The kind discriminator names the credential family — 'aws-sts', 'static-bearer', etc. The compute provider knows what to do with each kind it accepts. For local-Docker dev that needs no credentials, use NoopCredentialProvider.

ResultSink:

interface ResultSink {
collect(result: DispatchResult): Promise<void>;
}

Called when a dispatch reaches a terminal lifecycle event. The shipped StdoutResultSink just prints — implement your own to push to a queue, write to a database, or PR-comment.

Conventions used by the shipped providers:

  • One npm package per provider, under @quarry-systems/agora-<role>-<name> (e.g. agora-providers-fargate, agora-storage-s3).
  • Single class export named after the provider (FargateProvider, S3StorageProvider).
  • README.md cross-linking the MVP spec section that owns the contract.
  • The only agora-* dep is @quarry-systems/agora-core (types only). No depending on other agora packages.

This keeps the dep graph linear — agora-client and agora-worker depend on agora-core and on whichever providers the integrator chooses, not on a fixed set.

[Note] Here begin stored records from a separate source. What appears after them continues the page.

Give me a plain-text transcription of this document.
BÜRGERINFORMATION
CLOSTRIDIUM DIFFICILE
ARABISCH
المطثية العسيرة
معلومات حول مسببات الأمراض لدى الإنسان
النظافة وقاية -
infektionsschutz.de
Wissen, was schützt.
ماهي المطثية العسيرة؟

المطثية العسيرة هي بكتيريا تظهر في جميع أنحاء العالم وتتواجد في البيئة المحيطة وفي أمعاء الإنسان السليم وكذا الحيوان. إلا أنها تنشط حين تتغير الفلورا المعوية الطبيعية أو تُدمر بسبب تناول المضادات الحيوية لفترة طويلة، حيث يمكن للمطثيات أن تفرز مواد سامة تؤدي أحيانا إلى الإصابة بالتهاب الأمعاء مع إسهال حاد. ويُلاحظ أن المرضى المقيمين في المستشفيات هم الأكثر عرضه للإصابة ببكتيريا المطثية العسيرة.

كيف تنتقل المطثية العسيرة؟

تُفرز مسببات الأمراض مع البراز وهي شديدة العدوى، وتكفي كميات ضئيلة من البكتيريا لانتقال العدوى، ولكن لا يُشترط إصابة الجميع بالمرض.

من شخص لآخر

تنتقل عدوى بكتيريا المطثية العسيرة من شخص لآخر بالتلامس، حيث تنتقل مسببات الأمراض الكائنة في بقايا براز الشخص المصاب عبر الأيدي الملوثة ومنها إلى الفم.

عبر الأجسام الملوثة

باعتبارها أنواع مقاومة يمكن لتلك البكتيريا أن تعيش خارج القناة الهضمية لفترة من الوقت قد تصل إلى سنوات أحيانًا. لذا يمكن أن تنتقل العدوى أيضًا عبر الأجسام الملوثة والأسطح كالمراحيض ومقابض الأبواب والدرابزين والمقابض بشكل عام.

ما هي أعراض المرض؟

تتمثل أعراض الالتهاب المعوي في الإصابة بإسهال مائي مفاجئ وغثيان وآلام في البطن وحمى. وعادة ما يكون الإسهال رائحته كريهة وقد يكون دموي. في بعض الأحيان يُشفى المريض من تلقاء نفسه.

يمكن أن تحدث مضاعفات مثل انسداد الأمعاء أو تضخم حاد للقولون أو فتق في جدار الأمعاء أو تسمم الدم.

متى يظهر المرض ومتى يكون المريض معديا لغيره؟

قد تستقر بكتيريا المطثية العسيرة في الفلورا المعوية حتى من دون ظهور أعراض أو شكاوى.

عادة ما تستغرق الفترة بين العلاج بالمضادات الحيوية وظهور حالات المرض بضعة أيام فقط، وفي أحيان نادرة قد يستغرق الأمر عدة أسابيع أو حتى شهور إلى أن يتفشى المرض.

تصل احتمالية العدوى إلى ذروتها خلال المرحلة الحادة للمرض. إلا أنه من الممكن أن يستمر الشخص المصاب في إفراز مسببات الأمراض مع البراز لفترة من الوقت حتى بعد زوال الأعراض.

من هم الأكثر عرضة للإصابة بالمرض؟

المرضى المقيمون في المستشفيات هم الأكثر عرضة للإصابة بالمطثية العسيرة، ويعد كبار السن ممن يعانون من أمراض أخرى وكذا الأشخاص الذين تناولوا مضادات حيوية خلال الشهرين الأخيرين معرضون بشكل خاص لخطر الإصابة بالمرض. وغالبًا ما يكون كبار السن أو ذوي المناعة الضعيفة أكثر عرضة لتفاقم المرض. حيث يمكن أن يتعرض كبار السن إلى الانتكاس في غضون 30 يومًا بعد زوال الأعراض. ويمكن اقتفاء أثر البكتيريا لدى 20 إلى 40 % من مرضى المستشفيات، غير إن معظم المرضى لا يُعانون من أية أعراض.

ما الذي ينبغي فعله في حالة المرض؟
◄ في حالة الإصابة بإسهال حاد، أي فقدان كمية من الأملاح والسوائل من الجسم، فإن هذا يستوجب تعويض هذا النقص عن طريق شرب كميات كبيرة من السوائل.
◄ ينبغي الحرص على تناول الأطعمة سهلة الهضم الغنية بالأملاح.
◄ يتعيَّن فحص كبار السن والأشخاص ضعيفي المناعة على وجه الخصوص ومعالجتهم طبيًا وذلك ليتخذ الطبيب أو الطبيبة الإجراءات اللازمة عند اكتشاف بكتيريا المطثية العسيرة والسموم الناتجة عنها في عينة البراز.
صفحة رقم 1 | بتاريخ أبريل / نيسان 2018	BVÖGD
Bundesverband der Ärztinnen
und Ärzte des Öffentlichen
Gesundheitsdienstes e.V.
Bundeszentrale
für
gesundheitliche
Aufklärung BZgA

The shipped providers each have a unit test suite and an integration suite. For ComputeProviders the integration test is the canonical “register → dispatch → assert exit 0” flow. examples/hello-world/ is the template — copy it, swap your provider in, and the rest of the integration code is identical (that’s the whole point of the seam).

  • MVP spec §5 (provider contracts), §5.1-§5.7 for per-interface details.
  • ADR-0014 (stdout cap), ADR-0015 (capability size cap) — sizing limits your provider must respect.
  • ADR-0011 — no entrypoint override at dispatch (the runtime spawns the adapter, not user-supplied commands).